My cell phone battery was running low and I was cursing myself for forgetting to charge my two small battery extenders last night, as I turned up first one winding street and then another, looking for the ancient synagogue hidden somewhere off La Rambla's main drag. I had my GPS on and was using Google Maps to find my way but while it is quite good, it also sucks the living life out of your battery. I felt like I was living on borrowed time.
And this wasn't the first time today that I found myself lost in this magnificent city. And not in a good way. Earlier in the morning I had left the ship, ridden the shuttle bus to the edge of town and had managed to successfully get myself onto the metro, change lines and arrive at the Sagrada Familia basilica not only on time for my appointment but early.
After that, however, my ability to steer myself in the right direction went straight to hell in the proverbial hand basket.
But let me back up. This was Day Two in Barcelona. Spain, just in case you don't know where that is.
Day One was a very full day of touring the city with a guide, a trip outside the city to a monastery high atop a mountain called Montserrat, and a dinner and flamenco show in the evening. Exhausting but very interesting and fun.
When people think of Barcelona, many associate it with the famous Sagrada Familia basilica that represents the brilliant and deeply religious architect that designed it, Antoni Gaudi. He was born in the mid 1800's and died in 1926, before his beloved cathedral he was devoting to God, could be finished. Work to complete it continues to this day, with the goal to have it finished in 2026, the 100th year anniversary of Gaudi's death.
Gaudi's work is evident in a number of buildings throughout Barcelona. Park Guell, for instance, was his home for close to 20 years. He designed two homes on that property that remind you instantly of the fairytale Hansel and Gretal.
I was smitten with Gaudi and his work and also began to fall into "deep like" with Barcelona.
I had really wanted to visit the inside of Sagrada Familia so I booked a ticket in advance a couple of months ago (thanks Sam, for facilitating that for me) and a wish became fulfilled. Wow oh wow.
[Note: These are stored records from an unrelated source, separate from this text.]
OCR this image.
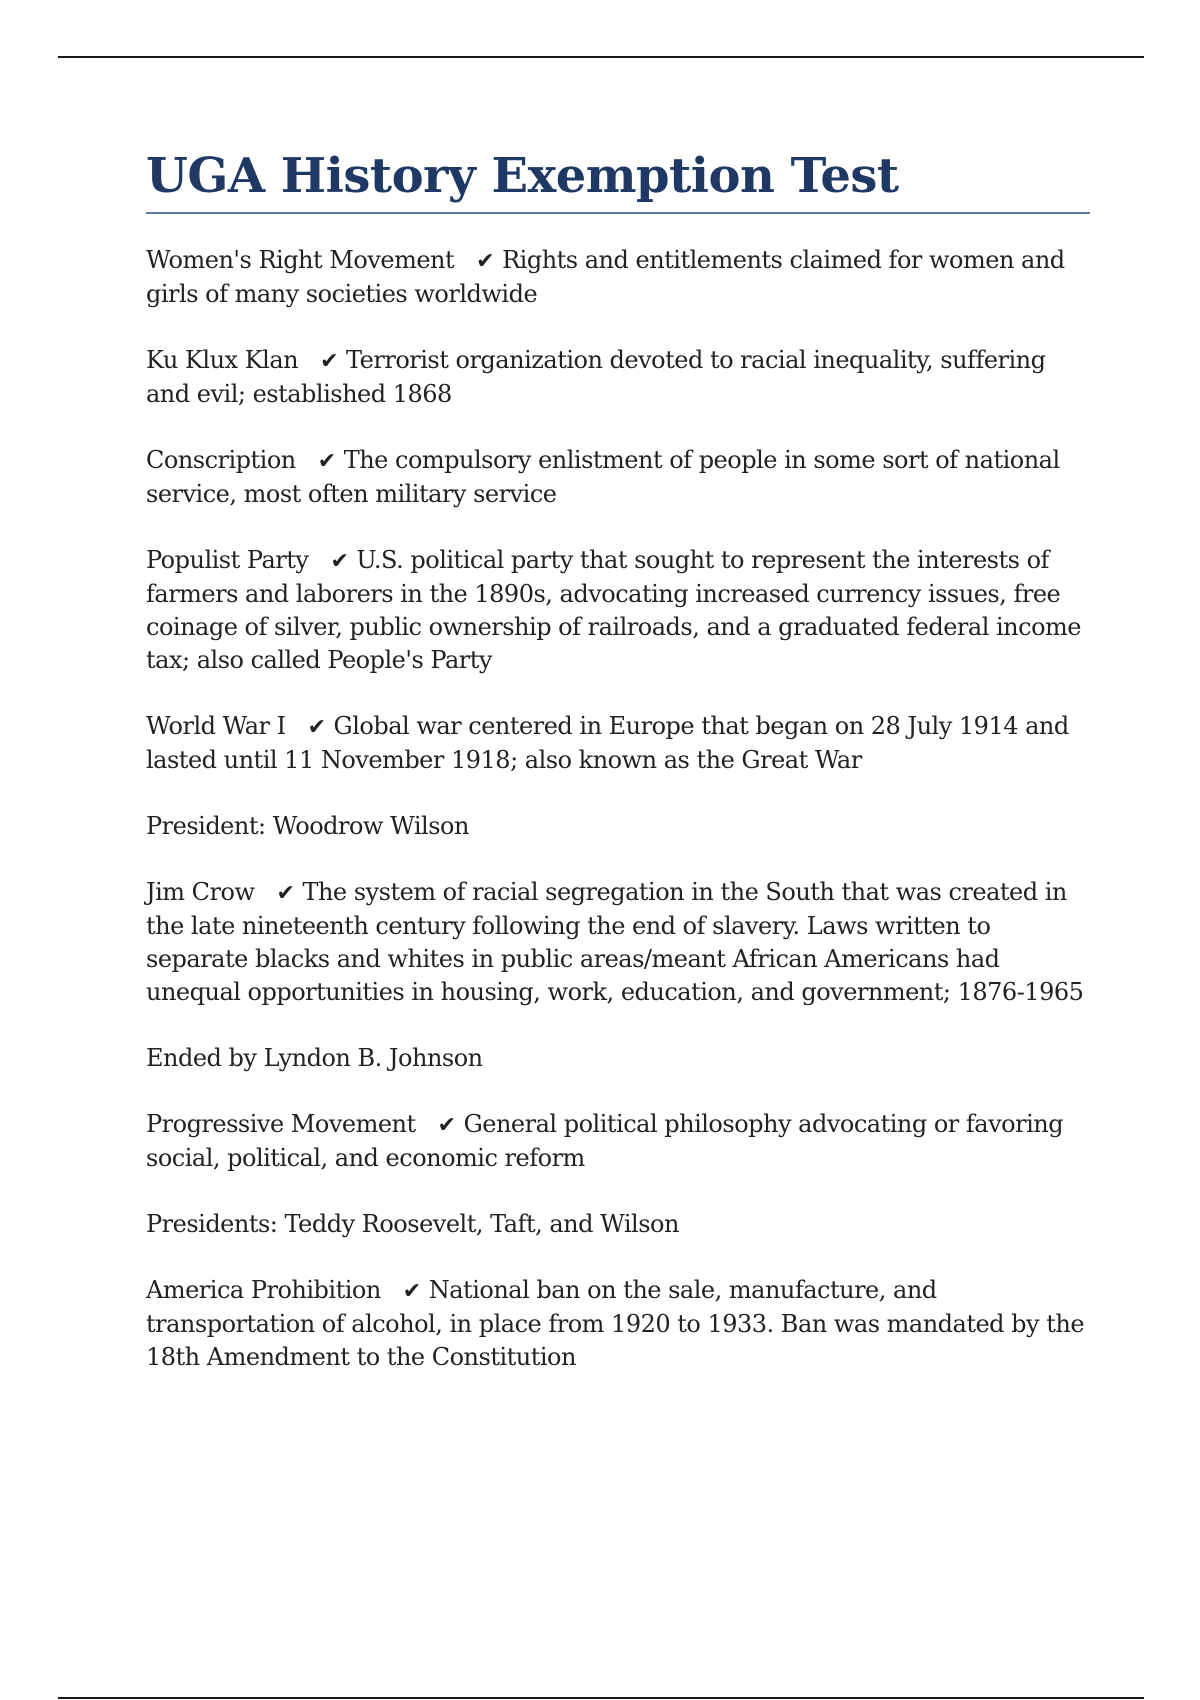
UGA History Exemption Test

Women's Right Movement ✔ Rights and entitlements claimed for women and girls of many societies worldwide

Ku Klux Klan ✔ Terrorist organization devoted to racial inequality, suffering and evil; established 1868

Conscription ✔ The compulsory enlistment of people in some sort of national service, most often military service

Populist Party ✔ U.S. political party that sought to represent the interests of farmers and laborers in the 1890s, advocating increased currency issues, free coinage of silver, public ownership of railroads, and a graduated federal income tax; also called People's Party

World War I ✔ Global war centered in Europe that began on 28 July 1914 and lasted until 11 November 1918; also known as the Great War

President: Woodrow Wilson

Jim Crow ✔ The system of racial segregation in the South that was created in the late nineteenth century following the end of slavery. Laws written to separate blacks and whites in public areas/meant African Americans had unequal opportunities in housing, work, education, and government; 1876-1965

Ended by Lyndon B. Johnson

Progressive Movement ✔ General political philosophy advocating or favoring social, political, and economic reform

Presidents: Teddy Roosevelt, Taft, and Wilson

America Prohibition ✔ National ban on the sale, manufacture, and transportation of alcohol, in place from 1920 to 1933. Ban was mandated by the 18th Amendment to the Constitution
It takes a lot for me to lose my breath over seeing something for the first time. I can count on one hand the number of times in my life that this has happened. And so random at that. Giving birth to my daughter was the first time. Seeing Machu Picchu was probably the next. Walking into Gaudi's masterpiece the feeling came over me again. Wonderment. Awe. Satisfaction.
I'm not that great of a writer to be able to translate into words how cool and fascinating this place is. So I won't. I took pictures, even though they don't do it justice.
And the rest of the city is just as marvelous and impressive. Barcelona pulsates. There is life and movement and structure everywhere you turn.
Tree-lined streets. Big intersections with fountains in the center. Bicycles, cars, motorcycles, people walking, walking, everywhere people are out and walking. Especially on this lightly warm and sunny day.
By contrast, Montserrat, about 40 minutes outside the city, is a place of serenity and beauty. There's a very old monastery built into this incredible pillared rock mountain top where about 80 monks still live. They are very musically inclined and teach music to a group of young boys who come to live and study there. The boys choir there is well known and they sing once a day at the conclusion of noon mass.
Our tour guide timed our arrival there so that we could hear them sing inside the church. However, this was holy Easter week and the place was JAMMED. But some creative maneuvering and running up stairs and through the Square as the bells began to toll ensured us a cramped space just inside the church and just in time to hear the boys begin to sing. It was worth it.
So, back to Day Two. After spending a couple of hours inside Gaudi's Sagrada, I left on foot to find my way down (or over) to La Rambla, Barcelona's other famous landmark. It's a 2 mile or so pedestrian street lined with trees, sidewalk vendors, markets, cafes and people. Lots of people. It's path takes you all the way down to the water, at Columbus Square.
But I got lost. I wandered in circles for well over an hour before I finally got my bearings back and found the start (or end, depending on which direction you're going) of La Rambla.
There are very cool and interesting off shoot streets from La Rambla, too. Quieter, one can wander in there and literally become lost, both literally and metaphorically. I became lost literally. Again. I wanted to find the ancient synagogue. And that brings me back full circle to the whole low battery Google maps scenario.
It all worked out in the end. I even had enough battery to snap a few more pictures. My feet were tired, but my soul was inspired.